Immobilier, blanchiment, bénéficiaires non déclarés: retour sur le rapport de Transparency France

L’été dernier, l’ONG Transparency International France publiait le rapport « Face à une mur d’opacité », en collaboration avec Transparency International et l’Anti-Corruption Data Collective. Au programme : une analyse croisée des données sur les bénéficiaires effectifs des sociétés et des structures de détention immobilière en France, quelques constats accablants et des recommandations.

Alors que l’accès public au registre des bénéficiaires effectifs apparaît menacé, que le secteur de l’immobilier demeure un marché exposé au risque de BC-FT et que les 12 trains de sanction pris par l’UE à l’encontre de la Russie ont mené au gel de nombreux biens immobiliers de personnalités proches du pouvoir russe, nous vous proposons, en collaboration avec Transparency France, de revenir sur ce rapport et ses conclusions.

Une approche croisée des données publiques inédite

L’enquête de Transparency France et de l’Anti-Corruption Data Collective part d’une analyse croisée de deux bases de données publiques : d’une part le registre des bénéficiaires effectifs (RBE) et d’autre part les fichiers des locaux et des parcelles des personnes morales, qui permettent d’identifier les sociétés détentrices de propriétés dans la documentation cadastrale.

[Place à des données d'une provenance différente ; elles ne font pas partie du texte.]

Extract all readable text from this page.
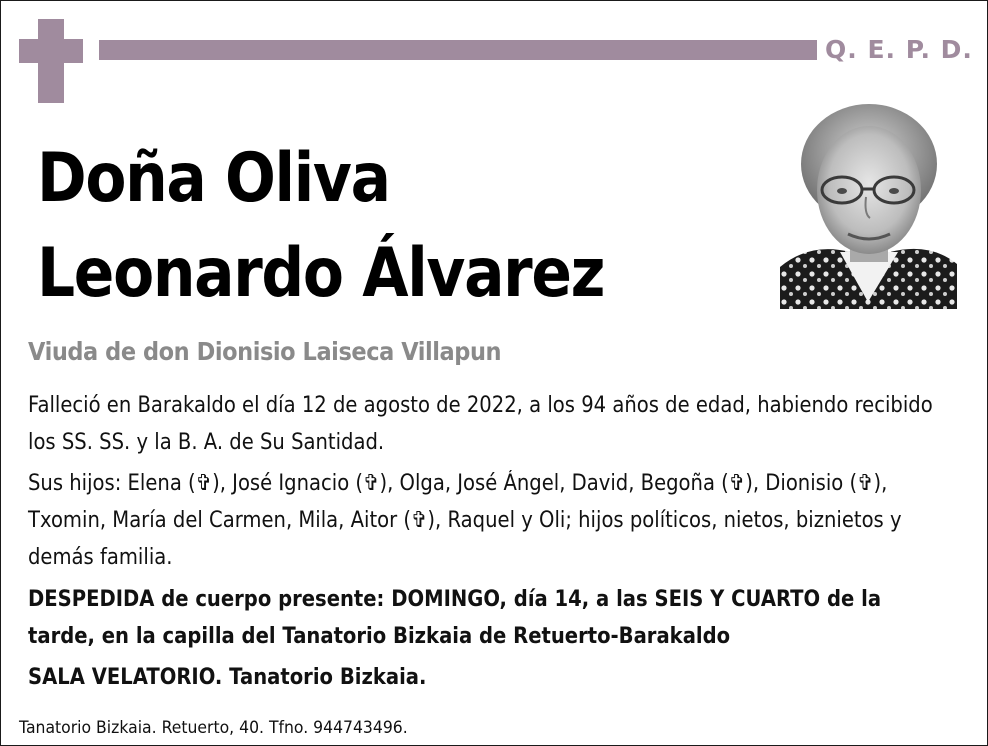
Q. E. P. D.
Doña Oliva
Leonardo Álvarez
Viuda de don Dionisio Laiseca Villapun

Falleció en Barakaldo el día 12 de agosto de 2022, a los 94 años de edad, habiendo recibido los SS. SS. y la B. A. de Su Santidad.

Sus hijos: Elena (✞), José Ignacio (✞), Olga, José Ángel, David, Begoña (✞), Dionisio (✞), Txomin, María del Carmen, Mila, Aitor (✞), Raquel y Oli; hijos políticos, nietos, biznietos y demás familia.

DESPEDIDA de cuerpo presente: DOMINGO, día 14, a las SEIS Y CUARTO de la tarde, en la capilla del Tanatorio Bizkaia de Retuerto-Barakaldo

SALA VELATORIO. Tanatorio Bizkaia.

Tanatorio Bizkaia. Retuerto, 40. Tfno. 944743496.
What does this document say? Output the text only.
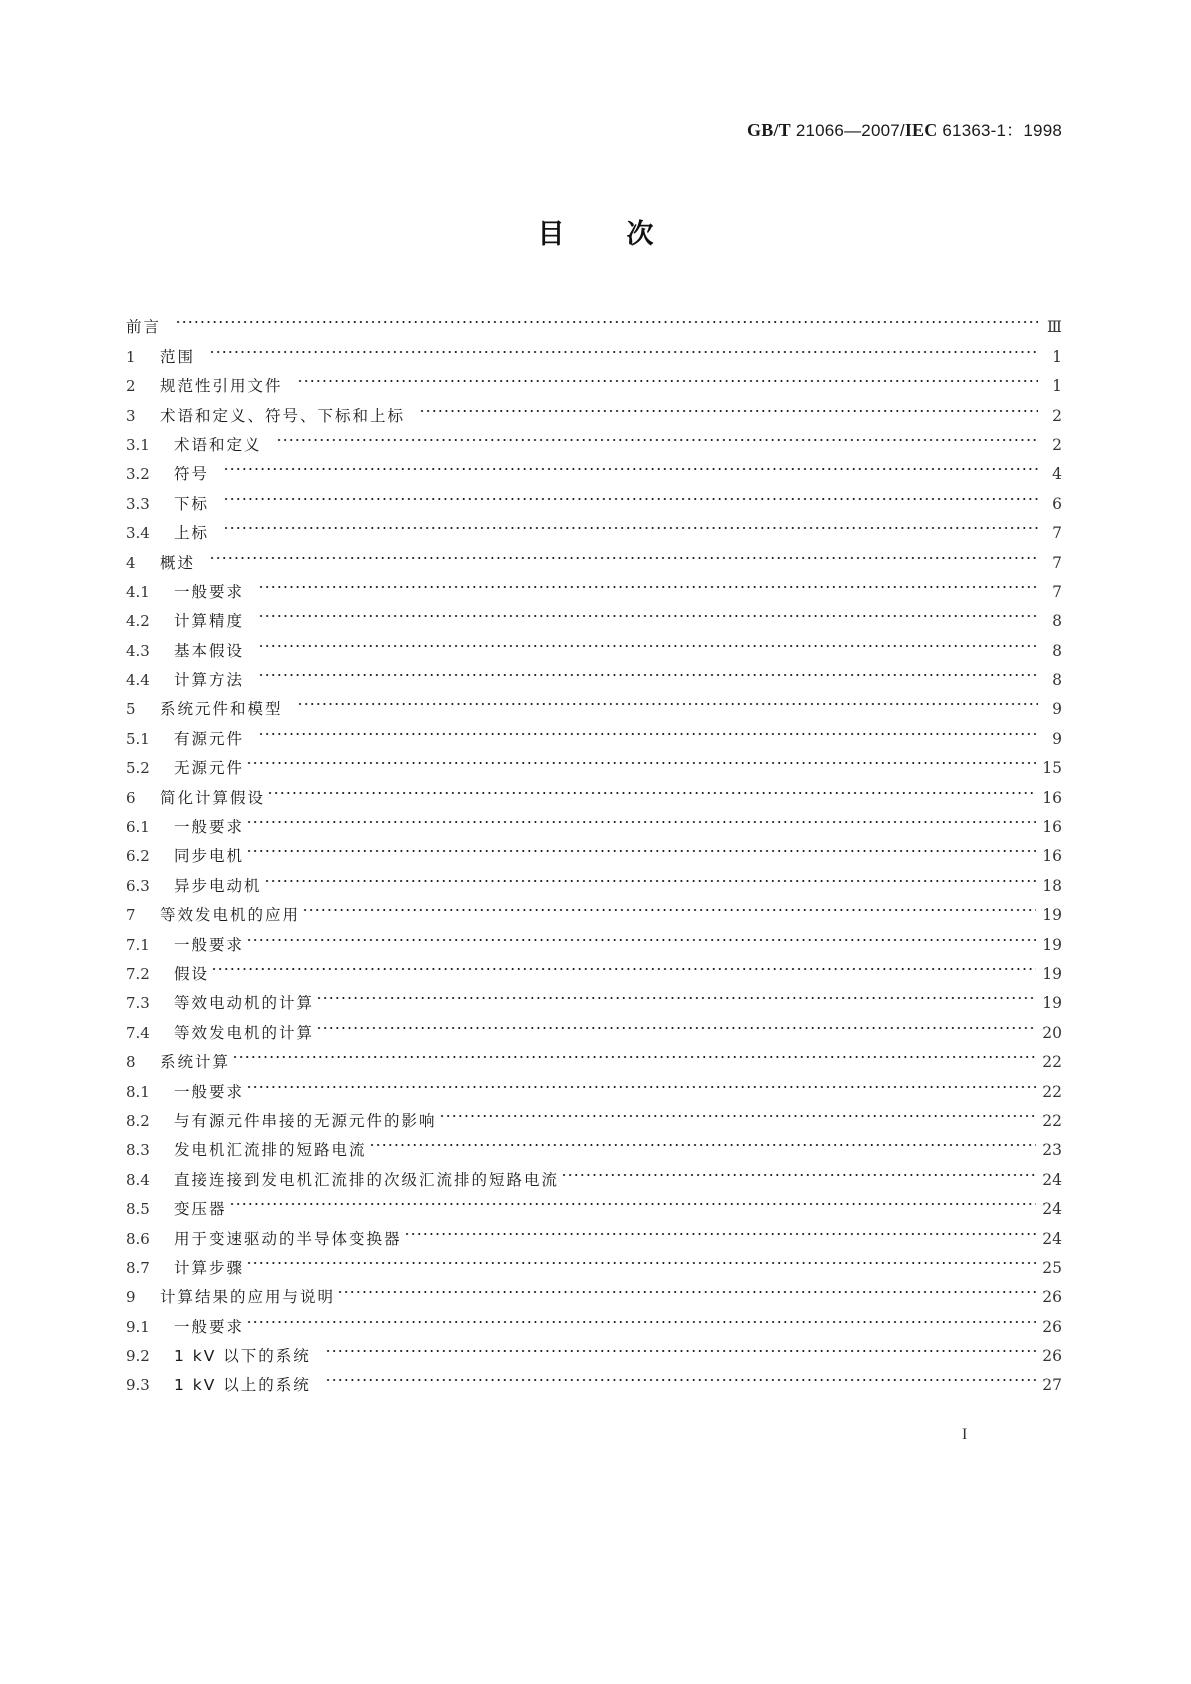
GB/T 21066—2007/IEC 61363-1：1998
目 次
前言	Ⅲ
1	范围	1
2	规范性引用文件	1
3	术语和定义、符号、下标和上标	2
3.1	术语和定义	2
3.2	符号	4
3.3	下标	6
3.4	上标	7
4	概述	7
4.1	一般要求	7
4.2	计算精度	8
4.3	基本假设	8
4.4	计算方法	8
5	系统元件和模型	9
5.1	有源元件	9
5.2	无源元件	15
6	简化计算假设	16
6.1	一般要求	16
6.2	同步电机	16
6.3	异步电动机	18
7	等效发电机的应用	19
7.1	一般要求	19
7.2	假设	19
7.3	等效电动机的计算	19
7.4	等效发电机的计算	20
8	系统计算	22
8.1	一般要求	22
8.2	与有源元件串接的无源元件的影响	22
8.3	发电机汇流排的短路电流	23
8.4	直接连接到发电机汇流排的次级汇流排的短路电流	24
8.5	变压器	24
8.6	用于变速驱动的半导体变换器	24
8.7	计算步骤	25
9	计算结果的应用与说明	26
9.1	一般要求	26
9.2	1 kV 以下的系统	26
9.3	1 kV 以上的系统	27
I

Résultat : plus de dix millions de parcelles ont été identifiées comme appartenant à des sociétés. Or, si la majorité des sociétés propriétaires ont permis d’être reliées au RBE, 61% d’entre elles n’avaient pas respecté leurs obligations de déclaration de leur bénéficiaire. Parmi les sociétés propriétaires, on compte une part importante de SCI. Or, ces mêmes SCI sont aussi les structures les plus à mêmes de ne pas déclarer leurs bénéficiaires effectifs.

Par conséquent, alors même que la déclaration des BE est supposée être obligatoire, il est dans les faits très difficile de faire le lien entre certaines structures de détention et les propriétaires réels.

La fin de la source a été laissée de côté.